A growing number of U.S. college students are abusing the ADHD medication Adderall to give them an academic edge, and they're tweeting about it.
Thanks to Twitter, tracking roughly when and where Adderall use happens is now possible. So a group of BYU health science and computer science researchers did just that.
Their six-month study, appearing in the current issue of the Journal of Medical Internet Research, produced two major revelations about Adderall:
"Adderall is the most commonly abused prescription stimulant among college students," said lead researcher Carl Hanson, a professor of health science at BYU. "Our concern is that the more it becomes a social norm in online conversation, the higher risk there is of more people abusing it."
For the study, researchers monitored all public-facing Twitter mentions of "Adderall" between November 2011 and May 2012, but removed tweets from users whose screen-names indicated they were promoting Adderall.
The results showed 213,633 tweets from 132,099 unique users mentioned the drug during the study, with an average of 930 per day. Though the analysis didn't sort out "legal" vs. "illegal," use, Adderall tweets spiked sharply during traditional finals periods, with peaks on Dec. 13 (2,813) and April 30 (2,207).
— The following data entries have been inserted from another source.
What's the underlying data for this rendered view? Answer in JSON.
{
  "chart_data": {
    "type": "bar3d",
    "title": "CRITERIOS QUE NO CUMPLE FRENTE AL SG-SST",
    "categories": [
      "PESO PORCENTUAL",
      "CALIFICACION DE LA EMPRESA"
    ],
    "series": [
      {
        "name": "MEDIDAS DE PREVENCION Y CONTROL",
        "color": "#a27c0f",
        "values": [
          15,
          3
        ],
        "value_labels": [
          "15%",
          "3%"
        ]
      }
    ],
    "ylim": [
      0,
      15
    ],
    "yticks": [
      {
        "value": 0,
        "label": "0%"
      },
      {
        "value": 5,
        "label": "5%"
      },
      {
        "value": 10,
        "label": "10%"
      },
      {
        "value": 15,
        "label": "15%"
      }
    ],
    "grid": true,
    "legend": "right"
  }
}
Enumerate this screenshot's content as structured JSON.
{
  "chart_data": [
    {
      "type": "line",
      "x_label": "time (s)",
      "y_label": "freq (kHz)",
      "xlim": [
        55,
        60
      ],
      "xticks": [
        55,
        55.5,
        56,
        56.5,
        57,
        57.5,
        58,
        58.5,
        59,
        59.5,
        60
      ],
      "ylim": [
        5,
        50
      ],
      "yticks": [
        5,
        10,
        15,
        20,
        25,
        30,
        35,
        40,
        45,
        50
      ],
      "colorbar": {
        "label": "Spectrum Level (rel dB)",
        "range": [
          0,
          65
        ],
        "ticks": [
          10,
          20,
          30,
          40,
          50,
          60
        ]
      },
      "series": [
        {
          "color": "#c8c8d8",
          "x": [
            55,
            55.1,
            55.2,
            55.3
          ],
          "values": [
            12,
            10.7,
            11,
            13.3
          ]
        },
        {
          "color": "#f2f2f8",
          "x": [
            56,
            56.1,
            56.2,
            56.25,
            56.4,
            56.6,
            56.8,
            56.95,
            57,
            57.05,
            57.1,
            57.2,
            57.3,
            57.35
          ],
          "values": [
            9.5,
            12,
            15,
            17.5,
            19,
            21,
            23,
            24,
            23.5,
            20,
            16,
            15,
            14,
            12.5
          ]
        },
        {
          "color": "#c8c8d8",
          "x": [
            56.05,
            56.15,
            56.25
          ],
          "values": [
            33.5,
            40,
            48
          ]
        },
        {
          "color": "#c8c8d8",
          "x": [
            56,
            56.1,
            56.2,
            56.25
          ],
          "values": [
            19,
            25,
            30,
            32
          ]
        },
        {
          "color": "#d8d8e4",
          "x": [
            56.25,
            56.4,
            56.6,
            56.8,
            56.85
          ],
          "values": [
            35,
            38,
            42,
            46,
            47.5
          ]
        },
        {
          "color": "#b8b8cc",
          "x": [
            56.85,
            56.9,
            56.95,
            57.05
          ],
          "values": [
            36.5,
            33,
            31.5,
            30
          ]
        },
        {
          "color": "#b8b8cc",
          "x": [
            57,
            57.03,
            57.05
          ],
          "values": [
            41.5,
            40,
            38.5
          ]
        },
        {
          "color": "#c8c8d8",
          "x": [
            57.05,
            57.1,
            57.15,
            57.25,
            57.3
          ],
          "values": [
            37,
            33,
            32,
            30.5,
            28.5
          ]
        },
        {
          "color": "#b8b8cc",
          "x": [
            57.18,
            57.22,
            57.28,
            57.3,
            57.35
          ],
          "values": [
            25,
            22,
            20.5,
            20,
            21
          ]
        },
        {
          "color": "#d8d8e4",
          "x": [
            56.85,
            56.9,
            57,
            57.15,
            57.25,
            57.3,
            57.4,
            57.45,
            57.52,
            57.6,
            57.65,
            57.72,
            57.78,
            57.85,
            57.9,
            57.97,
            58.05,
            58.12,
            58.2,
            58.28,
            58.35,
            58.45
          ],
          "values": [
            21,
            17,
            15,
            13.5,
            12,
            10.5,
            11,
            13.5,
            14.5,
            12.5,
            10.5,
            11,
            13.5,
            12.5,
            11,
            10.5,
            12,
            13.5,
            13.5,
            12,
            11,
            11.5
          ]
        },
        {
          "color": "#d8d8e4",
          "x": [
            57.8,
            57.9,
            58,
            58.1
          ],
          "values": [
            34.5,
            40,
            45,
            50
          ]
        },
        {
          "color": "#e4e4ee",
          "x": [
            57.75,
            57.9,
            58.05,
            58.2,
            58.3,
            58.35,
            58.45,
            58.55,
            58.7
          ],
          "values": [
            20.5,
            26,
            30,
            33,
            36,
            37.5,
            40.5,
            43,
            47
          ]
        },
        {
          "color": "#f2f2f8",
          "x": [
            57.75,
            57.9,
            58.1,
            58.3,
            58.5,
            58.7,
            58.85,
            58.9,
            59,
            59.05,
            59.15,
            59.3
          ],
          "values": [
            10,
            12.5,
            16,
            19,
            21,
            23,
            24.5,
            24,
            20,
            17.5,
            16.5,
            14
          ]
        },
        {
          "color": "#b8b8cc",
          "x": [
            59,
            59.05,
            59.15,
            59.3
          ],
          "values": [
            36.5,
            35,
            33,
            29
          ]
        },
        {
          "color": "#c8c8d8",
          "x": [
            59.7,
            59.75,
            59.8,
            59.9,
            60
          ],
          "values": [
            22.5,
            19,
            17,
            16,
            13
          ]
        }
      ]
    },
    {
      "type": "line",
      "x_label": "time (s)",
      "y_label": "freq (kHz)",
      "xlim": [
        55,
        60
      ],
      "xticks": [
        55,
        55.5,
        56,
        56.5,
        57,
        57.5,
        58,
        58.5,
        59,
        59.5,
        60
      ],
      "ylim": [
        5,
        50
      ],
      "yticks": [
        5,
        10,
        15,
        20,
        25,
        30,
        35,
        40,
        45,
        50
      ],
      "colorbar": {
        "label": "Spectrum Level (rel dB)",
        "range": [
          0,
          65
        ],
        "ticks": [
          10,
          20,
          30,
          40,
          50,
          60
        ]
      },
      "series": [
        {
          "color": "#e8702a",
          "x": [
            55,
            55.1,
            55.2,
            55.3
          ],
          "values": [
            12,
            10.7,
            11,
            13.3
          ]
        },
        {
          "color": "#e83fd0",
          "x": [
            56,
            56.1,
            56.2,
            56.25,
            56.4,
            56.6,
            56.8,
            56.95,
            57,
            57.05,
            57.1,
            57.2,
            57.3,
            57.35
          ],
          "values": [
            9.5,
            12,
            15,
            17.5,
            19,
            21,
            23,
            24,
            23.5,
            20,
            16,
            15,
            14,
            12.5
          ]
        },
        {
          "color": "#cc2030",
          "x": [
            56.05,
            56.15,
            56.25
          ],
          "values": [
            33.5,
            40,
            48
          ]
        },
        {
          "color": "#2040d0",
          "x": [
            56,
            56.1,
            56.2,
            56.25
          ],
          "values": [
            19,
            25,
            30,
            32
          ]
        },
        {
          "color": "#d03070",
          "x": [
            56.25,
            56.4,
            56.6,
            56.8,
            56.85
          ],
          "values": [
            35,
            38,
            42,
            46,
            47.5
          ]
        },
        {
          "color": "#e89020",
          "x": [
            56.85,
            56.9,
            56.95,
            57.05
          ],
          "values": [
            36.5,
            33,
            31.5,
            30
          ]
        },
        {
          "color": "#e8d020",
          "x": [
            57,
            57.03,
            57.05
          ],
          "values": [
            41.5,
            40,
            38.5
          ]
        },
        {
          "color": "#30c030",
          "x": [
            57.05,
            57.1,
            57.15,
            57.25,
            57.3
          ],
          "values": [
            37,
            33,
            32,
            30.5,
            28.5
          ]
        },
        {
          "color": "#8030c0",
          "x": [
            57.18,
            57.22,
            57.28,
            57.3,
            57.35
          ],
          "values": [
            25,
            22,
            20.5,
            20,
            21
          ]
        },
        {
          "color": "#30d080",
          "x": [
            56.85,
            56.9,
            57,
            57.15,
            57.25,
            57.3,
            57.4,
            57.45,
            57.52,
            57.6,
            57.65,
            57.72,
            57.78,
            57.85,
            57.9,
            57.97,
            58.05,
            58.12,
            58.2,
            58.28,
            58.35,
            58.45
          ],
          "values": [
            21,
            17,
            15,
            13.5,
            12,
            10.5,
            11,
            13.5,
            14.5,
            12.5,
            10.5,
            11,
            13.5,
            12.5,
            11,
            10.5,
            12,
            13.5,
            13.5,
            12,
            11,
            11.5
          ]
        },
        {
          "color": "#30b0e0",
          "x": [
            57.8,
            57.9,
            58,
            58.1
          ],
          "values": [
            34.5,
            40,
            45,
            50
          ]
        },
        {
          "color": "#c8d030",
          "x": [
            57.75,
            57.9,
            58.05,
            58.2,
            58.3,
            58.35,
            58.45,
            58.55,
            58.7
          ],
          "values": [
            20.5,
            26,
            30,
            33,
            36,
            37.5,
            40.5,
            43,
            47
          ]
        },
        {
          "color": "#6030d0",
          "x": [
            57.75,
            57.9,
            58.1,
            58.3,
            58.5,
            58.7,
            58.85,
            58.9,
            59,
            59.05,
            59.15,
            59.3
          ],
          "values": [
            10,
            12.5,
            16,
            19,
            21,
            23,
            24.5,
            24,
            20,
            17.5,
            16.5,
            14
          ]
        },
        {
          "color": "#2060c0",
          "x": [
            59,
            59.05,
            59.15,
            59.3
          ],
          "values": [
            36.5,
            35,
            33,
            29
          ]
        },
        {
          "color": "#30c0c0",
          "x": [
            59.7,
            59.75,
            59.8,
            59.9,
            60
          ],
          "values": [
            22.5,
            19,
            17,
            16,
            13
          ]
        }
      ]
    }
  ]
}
Researchers also found that Adderall tweets peaked during the middle of the week and declined by the weekend. Both findings are consistent with previous research that shows college students who abuse ADHD stimulants do so primarily during times of academic stress.
"It's not like they're using it as a party drug on the weekend," Hanson said. "This data suggests that they're using it as a study aid. Many of the tweets even made a study reference."
The rate of Adderall tweets was highest among college and university clusters in the northeast and south regions of the United States. Researchers surmise that the high activity in those areas could be connected to the fraternity/sorority system, which has deep roots in the northeast.
Vermont had the highest per capita Adderall tweet rate, followed by Massachusetts and Alabama, while Southeast Texas had the lowest, followed by Central Illinois and Northern California.
The Northern Utah college cluster was one of the lowest Adderall-tweeting areas, as were a number of western areas such as Phoenix, Los Angeles and Reno.
The Twitter analysis also revealed that 9 percent of Adderall tweets mentioned another substance, with the most common two being alcohol (4.8 percent) and stimulants like coffee or Red Bull (4.7 percent). Other substances included cocaine, marijuana, methamphetamines and depressants such as Xanax.
"Tweets hinting at co-ingestion are particularly troubling because morbidity and mortality risk increases when substances are combined," said study co-author Michael Barnes.
Researchers hope the study renews interest in promoting the safe and legal use of Adderall and other substances on college campuses. Additionally, authors hope to spark more promotion of student well-being and study habits to better manage the academic demands and pressures of college.
BYU computer science professor Christophe Giraud-Carrier and PhD candidate Scott Burton, along with health science professors Josh West and Michael Barnes, were co-authors on the study.